One of the hardest things to do is locating smallmouth bass in rivers if you aren’t familiar with their favorite locations. When you begin reading about where bass like to feed, hold, winter and spawn, the terms can get confusing. What is a riffle, a seam, back eddy, etc. I hope this article helps you understand these things better.
Reading a river
Much of this video is filmed by a salmon fisherman but the basics of reading a river are excellent.
Locating smallmouth bass in rivers
Some definitions:
Riffle: A Riffle is a short, relatively shallow and coarse-bedded length of stream over which the stream flows at higher velocity and higher turbulence than it normally does in comparison to a pool. As a result of the increased velocity and heightened turbulence, small ripples are frequently found. Riffles are usually caused by an increase in a stream bed’s slope or an obstruction in the water. From Wikipedia
Eddy: A place in a river or tidal water where the current rotates back in the upstream direction. This is usually caused by a large rock or point of land. Eddy’s can be as large as a big room or as small as a basketball (in the case of small rocks).
Current Seam: The line where a current with little velocity meets up with a current of high velocity. This is generally found in the same area as eddies. Fish stay in the low velocity current and go into the high velocity current when food drifts past. Original source
So now you know a few basics. When the river is high and is rising, smallmouth bass tend to hug the bank. As the water dissipates, they move to certain areas or they can spread out and roam, seeking fun and food.
The riffle entering the pool is typical of many smallmouth streams. The uppermost part of it is made up of a fairly even distribution of grapefruit-size stones from bank to bank. The water here is only about two feet deep in normal mid-season conditions, although about sixty feet downstream we find a number of pockets three feet deep. This is what I call nursery water; it contains many small bass all the time, but larger bass will normally move into the lower portions to feed only early in the morning and late in the evening.
This is easy water to fish; the fast current prevents us from scaring the bass and the little ones are not really very easy to spook anyway.

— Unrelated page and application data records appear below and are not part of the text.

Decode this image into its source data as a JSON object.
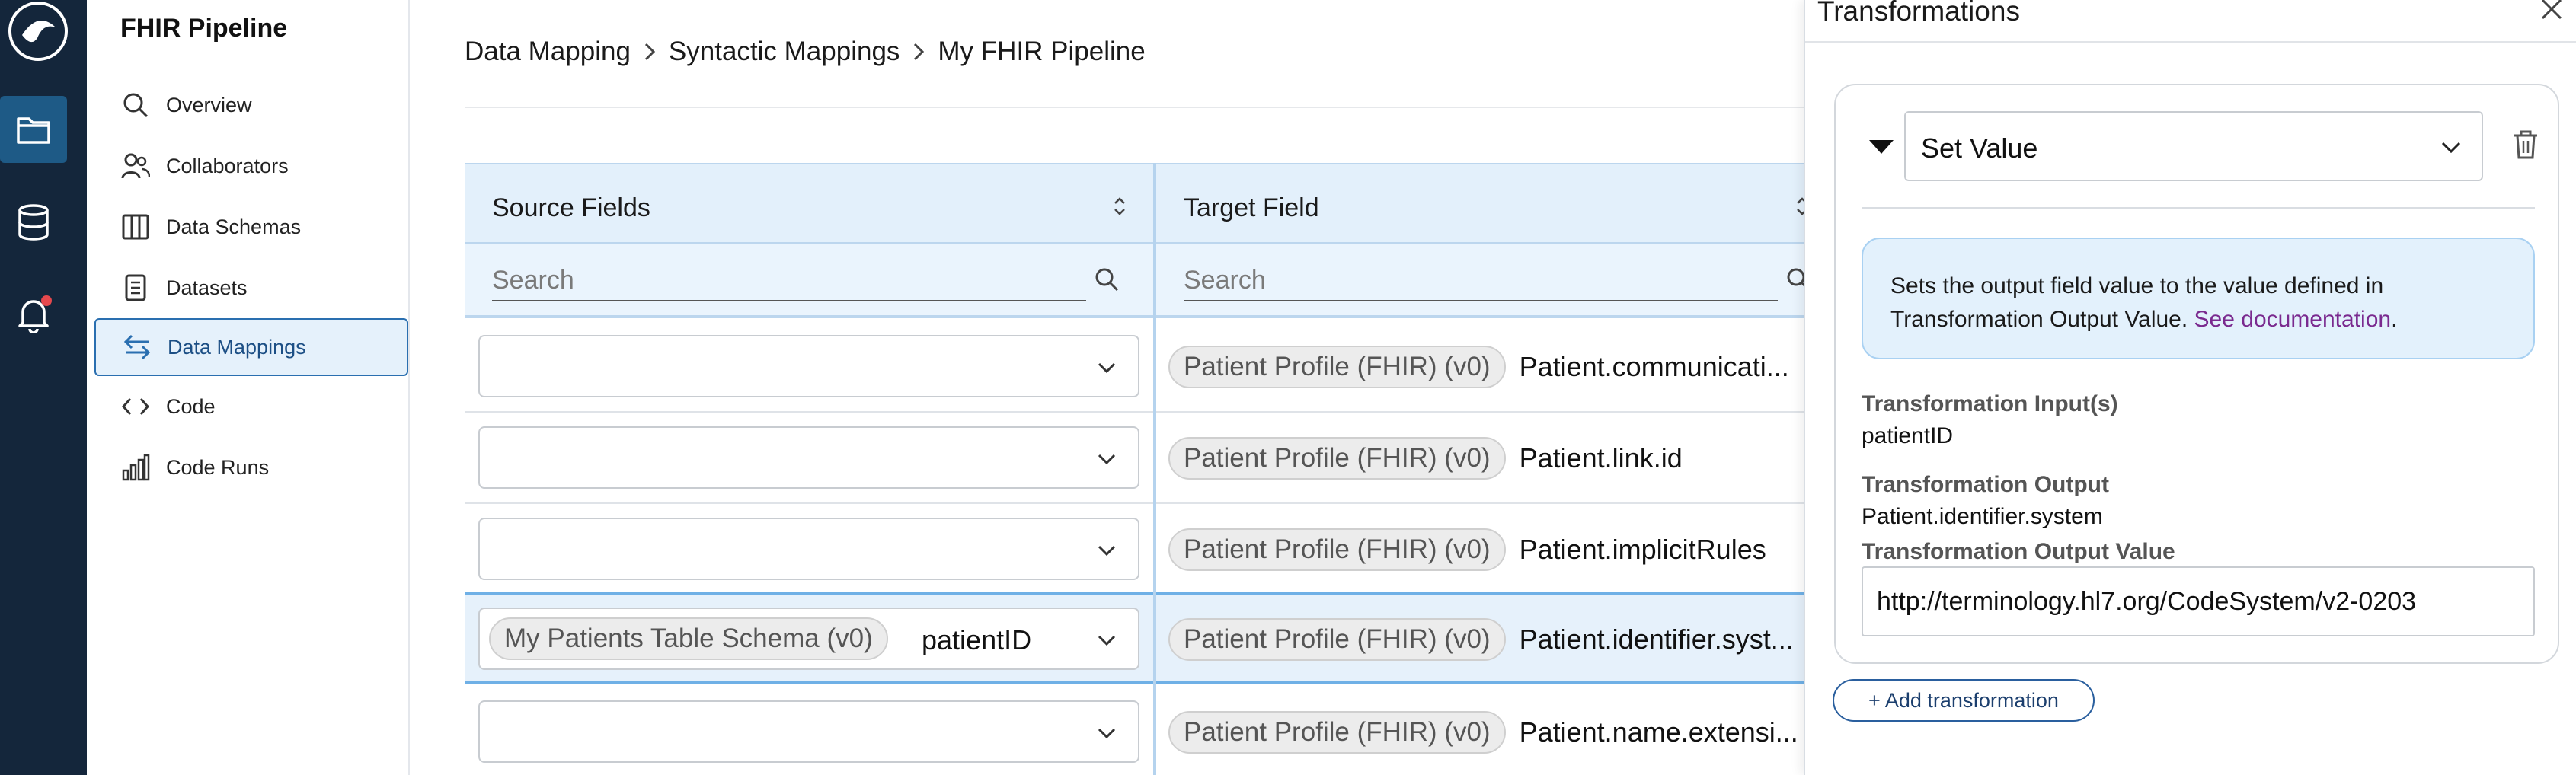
{
  "sidebar": {
    "app_title": "FHIR Pipeline",
    "items": [
      {
        "label": "Overview",
        "icon": "search-icon"
      },
      {
        "label": "Collaborators",
        "icon": "people-icon"
      },
      {
        "label": "Data Schemas",
        "icon": "columns-icon"
      },
      {
        "label": "Datasets",
        "icon": "document-icon"
      },
      {
        "label": "Data Mappings",
        "icon": "arrows-icon",
        "active": true
      },
      {
        "label": "Code",
        "icon": "code-icon"
      },
      {
        "label": "Code Runs",
        "icon": "bar-chart-icon"
      }
    ]
  },
  "rail": {
    "icons": [
      "logo-icon",
      "folder-icon",
      "database-icon",
      "bell-icon"
    ],
    "accent": "#1e5a86",
    "background": "#14263b"
  },
  "breadcrumb": [
    "Data Mapping",
    "Syntactic Mappings",
    "My FHIR Pipeline"
  ],
  "table": {
    "source_header": "Source Fields",
    "target_header": "Target Field",
    "source_search_placeholder": "Search",
    "target_search_placeholder": "Search",
    "rows": [
      {
        "source_chip": "",
        "source_field": "",
        "target_chip": "Patient Profile (FHIR) (v0)",
        "target_field": "Patient.communicati..."
      },
      {
        "source_chip": "",
        "source_field": "",
        "target_chip": "Patient Profile (FHIR) (v0)",
        "target_field": "Patient.link.id"
      },
      {
        "source_chip": "",
        "source_field": "",
        "target_chip": "Patient Profile (FHIR) (v0)",
        "target_field": "Patient.implicitRules"
      },
      {
        "source_chip": "My Patients Table Schema (v0)",
        "source_field": "patientID",
        "target_chip": "Patient Profile (FHIR) (v0)",
        "target_field": "Patient.identifier.syst...",
        "selected": true
      },
      {
        "source_chip": "",
        "source_field": "",
        "target_chip": "Patient Profile (FHIR) (v0)",
        "target_field": "Patient.name.extensi..."
      }
    ]
  },
  "panel": {
    "title": "Transformations",
    "transformation_type": "Set Value",
    "info_text": "Sets the output field value to the value defined in Transformation Output Value.",
    "info_link": "See documentation",
    "info_period": ".",
    "input_label": "Transformation Input(s)",
    "input_value": "patientID",
    "output_label": "Transformation Output",
    "output_value": "Patient.identifier.system",
    "output_value_label": "Transformation Output Value",
    "output_value_input": "http://terminology.hl7.org/CodeSystem/v2-0203",
    "add_button": "+ Add transformation"
  }
}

Staying off to one side and systematically covering
the pockets with a streamer using a down-and-across presentation will take a lot of fish.
As the riffle drops into the main part of the pool we find a number of boulders which are two to three feet in diameter. The water here is from three to four feet deep. The boulders are not as evenly distributed as the smaller stones were upstream; this, coupled with a few deeper cuts that floodwaters have gouged out over the years, produces a number of different current rates and directions.
…against the bank, is a back eddy about thirty feet in diameter. This is now a big, slow-moving back water but it looks more like a forceful whirlpool in the spring, when the river floods and cuts out its soft stream
bottom. This one is about five feet deep in the middle so we have to approach it from the river side in order to fish it. The most productive parts of these back eddies are right where they join the main stream flow, and sometimes right against the bank.Smallmouth don’t seem to like the dead water in the middle of these big back eddies, but often, if they are only five to ten feet across, I’ll nail a good fish in the middle.
My favorite way to fish back eddies, and I can’t seem to pass one up, is to approach them from the main stream side rather than the bank side and cast a streamer right into the closest part of the dead water and slowly swim it out into the current. The strike usually comes right at the slow water-fast water junction.
If these back eddies are not over five feet deep you can expect some surface action—especially late in the evening. Remember, this water is moving very slowly and the bass are quite willing to come up and feed on the top. Full post here
I hope this article helps you understand the river better. At some point, the more you fish, you will instinctively know, “there’s a smallmouth there”. Locating smallmouth bass in rivers is something that must be learned over time through trial and error.